Analyst firm Strategy Analytics has taken a look at the runners and riders in the global 5G race and has Huawei ahead of its rivals by a nose.
In a report titled ‘Comparison and 2023 5G Global Market Potential for leading 5G RAN Vendors – Ericsson, Huawei and Nokia’, SA took a look at the relative competitiveness of the big three kit vendors when it comes to 5G radio access network kit and made some market share forecasts accordingly.
The long and short of it, as you can see in the first table below, is that SA reckons by 2023 Huawei will account for around a quarter of the 5G RAN market, while Ericsson and Nokia will have closer to 23%. On top of that the ‘others’, largely Samsung and ZTE, will account for almost 30% between them, which is a decent effort. Samsung seems to be doing especially well in South Korea, funnily enough.
“By 2023 5G looks to be a very competitive global market as this premium technology finally achieves economies of scale that will drive down the costs per Gigabyte of throughput to make 5G an affordable technology on a global basis,” said Phil Kendall of SA. “The neck and neck battle between Huawei, Ericsson and Nokia for share of 2023’s 5G radio access should lower costs for all segments of mobile, IoT and fixed 5G applications, even as smaller new vendors find specific niches below these three.”
The report also digs down into the strengths and weaknesses of the big three vendors. Specifically it looks at five broad categories: R&D, patents, product portfolio, product performance and deployment support. The bad news for the Nordic vendors is that Huawei comes top in all five categories, only having to share that spot with the other in the case of product portfolio.

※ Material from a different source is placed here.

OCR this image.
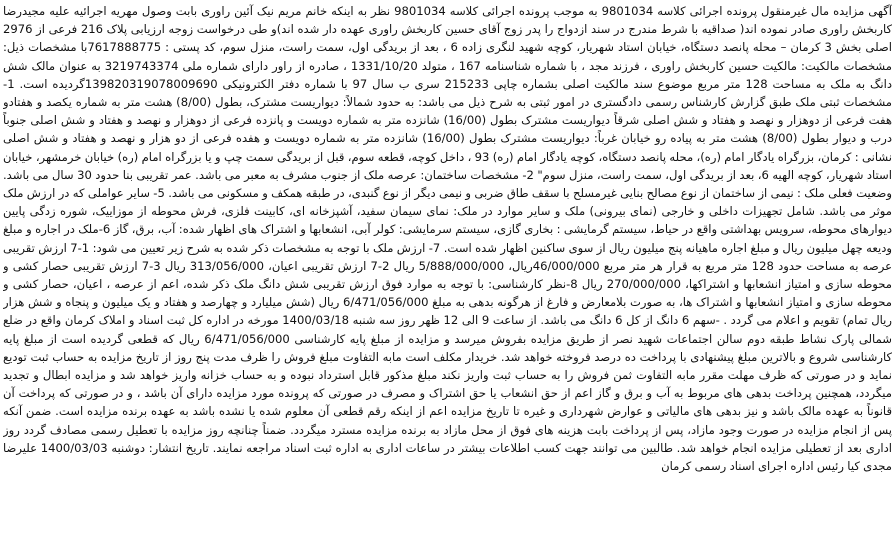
آگهی مزایده مال غیرمنقول پرونده اجرائی کلاسه 9801034 به موجب پرونده اجرائی کلاسه 9801034 نظر به اینکه خانم مریم نیک آئین راوری بابت وصول مهریه اجرائیه علیه مجیدرضا کاربخش راوری صادر نموده اند( صداقیه با شرط مندرج در سند ازدواج را پدر زوج آقای حسین کاربخش راوری عهده دار شده اند)و طی درخواست زوجه ارزیابی پلاک 216 فرعی از 2976 اصلی بخش 3 کرمان – محله پانصد دستگاه، خیابان استاد شهریار، کوچه شهید لنگری زاده 6 ، بعد از بریدگی اول، سمت راست، منزل سوم، کد پستی : 7617888775با مشخصات ذیل: مشخصات مالکیت: مالکیت حسین کاربخش راوری ، فرزند مجد ، با شماره شناسنامه 167 ، متولد 1331/10/20 ، صادره از راور دارای شماره ملی 3219743374 به عنوان مالک شش دانگ به ملک به مساحت 128 متر مربع موضوع سند مالکیت اصلی بشماره چاپی 215233 سری ب سال 97 با شماره دفتر الکترونیکی 139820319078009690گردیده است. 1- مشخصات ثبتی ملک طبق گزارش کارشناس رسمی دادگستری در امور ثبتی به شرح ذیل می باشد: به حدود شمالاً: دیواریست مشترک، بطول (8/00) هشت متر به شماره یکصد و هفتادو هفت فرعی از دوهزار و نهصد و هفتاد و شش اصلی شرقاً دیواریست مشترک بطول (16/00) شانزده متر به شماره دویست و پانزده فرعی از دوهزار و نهصد و هفتاد و شش اصلی جنوباً درب و دیوار بطول (8/00) هشت متر به پیاده رو خیابان غرباً: دیواریست مشترک بطول (16/00) شانزده متر به شماره دویست و هفده فرعی از دو هزار و نهصد و هفتاد و شش اصلی نشانی : کرمان، بزرگراه یادگار امام (ره)، محله پانصد دستگاه، کوچه یادگار امام (ره) 93 ، داخل کوچه، قطعه سوم، قبل از بریدگی سمت چپ و یا بزرگراه امام (ره) خیابان خرمشهر، خیابان استاد شهریار، کوچه الهیه 6، بعد از بریدگی اول، سمت راست، منزل سوم" 2- مشخصات ساختمان: عرصه ملک از جنوب مشرف به معبر می باشد. عمر تقریبی بنا حدود 30 سال می باشد. وضعیت فعلی ملک : نیمی از ساختمان از نوع مصالح بنایی غیرمسلح با سقف طاق ضربی و نیمی دیگر از نوع گنبدی، در طبقه همکف و مسکونی می باشد. 5- سایر عواملی که در ارزش ملک موثر می باشد. شامل تجهیزات داخلی و خارجی (نمای بیرونی) ملک و سایر موارد در ملک: نمای سیمان سفید، آشپزخانه ای، کابینت فلزی، فرش محوطه از موزاییک، شوره زدگی پایین دیوارهای محوطه، سرویس بهداشتی واقع در حیاط، سیستم گرمایشی : بخاری گازی، سیستم سرمایشی: کولر آبی، انشعابها و اشتراک های اظهار شده: آب، برق، گاز 6-ملک در اجاره و مبلغ ودیعه چهل میلیون ریال و مبلغ اجاره ماهیانه پنج میلیون ریال از سوی ساکنین اظهار شده است. 7- ارزش ملک با توجه به مشخصات ذکر شده به شرح زیر تعیین می شود: 1-7 ارزش تقریبی عرصه به مساحت حدود 128 متر مربع به قرار هر متر مربع 46/000/000ریال، 5/888/000/000 ریال 2-7 ارزش تقریبی اعیان، 313/056/000 ریال 3-7 ارزش تقریبی حصار کشی و محوطه سازی و امتیاز انشعابها و اشتراکها، 270/000/000 ریال 8-نظر کارشناسی: با توجه به موارد فوق ارزش تقریبی شش دانگ ملک ذکر شده، اعم از عرصه ، اعیان، حصار کشی و محوطه سازی و امتیاز انشعابها و اشتراک ها، به صورت بلامعارض و فارغ از هرگونه بدهی به مبلغ 6/471/056/000 ریال (شش میلیارد و چهارصد و هفتاد و یک میلیون و پنجاه و شش هزار ریال تمام) تقویم و اعلام می گردد . -سهم 6 دانگ از کل 6 دانگ می باشد. از ساعت 9 الی 12 ظهر روز سه شنبه 1400/03/18 مورخه در اداره کل ثبت اسناد و املاک کرمان واقع در ضلع شمالی پارک نشاط طبقه دوم سالن اجتماعات شهید نصر از طریق مزایده بفروش میرسد و مزایده از مبلغ پایه کارشناسی 6/471/056/000 ریال که قطعی گردیده است از مبلغ پایه کارشناسی شروع و بالاترین مبلغ پیشنهادی با پرداخت ده درصد فروخته خواهد شد. خریدار مکلف است مابه التفاوت مبلغ فروش را ظرف مدت پنج روز از تاریخ مزایده به حساب ثبت تودیع نماید و در صورتی که ظرف مهلت مقرر مابه التفاوت ثمن فروش را به حساب ثبت واریز نکند مبلغ مذکور قابل استرداد نبوده و به حساب خزانه واریز خواهد شد و مزایده ابطال و تجدید میگردد، همچنین پرداخت بدهی های مربوط به آب و برق و گاز اعم از حق انشعاب یا حق اشتراک و مصرف در صورتی که پرونده مورد مزایده دارای آن باشد ، و در صورتی که پرداخت آن قانوناً به عهده مالک باشد و نیز بدهی های مالیاتی و عوارض شهرداری و غیره تا تاریخ مزایده اعم از اینکه رقم قطعی آن معلوم شده یا نشده باشد به عهده برنده مزایده است. ضمن آنکه پس از انجام مزایده در صورت وجود مازاد، پس از پرداخت بابت هزینه های فوق از محل مازاد به برنده مزایده مسترد میگردد. ضمناً چنانچه روز مزایده با تعطیل رسمی مصادف گردد روز اداری بعد از تعطیلی مزایده انجام خواهد شد. طالبین می توانند جهت کسب اطلاعات بیشتر در ساعات اداری به اداره ثبت اسناد مراجعه نمایند. تاریخ انتشار: دوشنبه 1400/03/03 علیرضا مجدی کیا رئیس اداره اجرای اسناد رسمی کرمان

It looks like Ericsson needs to start putting its hand in its pocket and Nokia wants to take on a few more engineers.
“R&D investment backed by market scale is the most crucial factor for the long term competitiveness of 5G infrastructure vendors,” said SA’s Guang Yang. “Huawei has maintained steady growth in its 5G R&D investment, which bodes well for long term advances in energy efficient, cost effective 5G technology.”
With all that in mind it’s kind of surprising SA doesn’t anticipate a bigger lead for Huawei in four years’ time. The reason, presumably, is that Huawei will be excluded from a bunch of markets thanks to all the US aggro it faces. Opinion seems to be divided about how much slack will be picked up by Chinese sales, with Huawei revealing it has yet to do any 5G deals in mainland China, but the analyst in the video below still seeing that country as a big competitive advantage for them.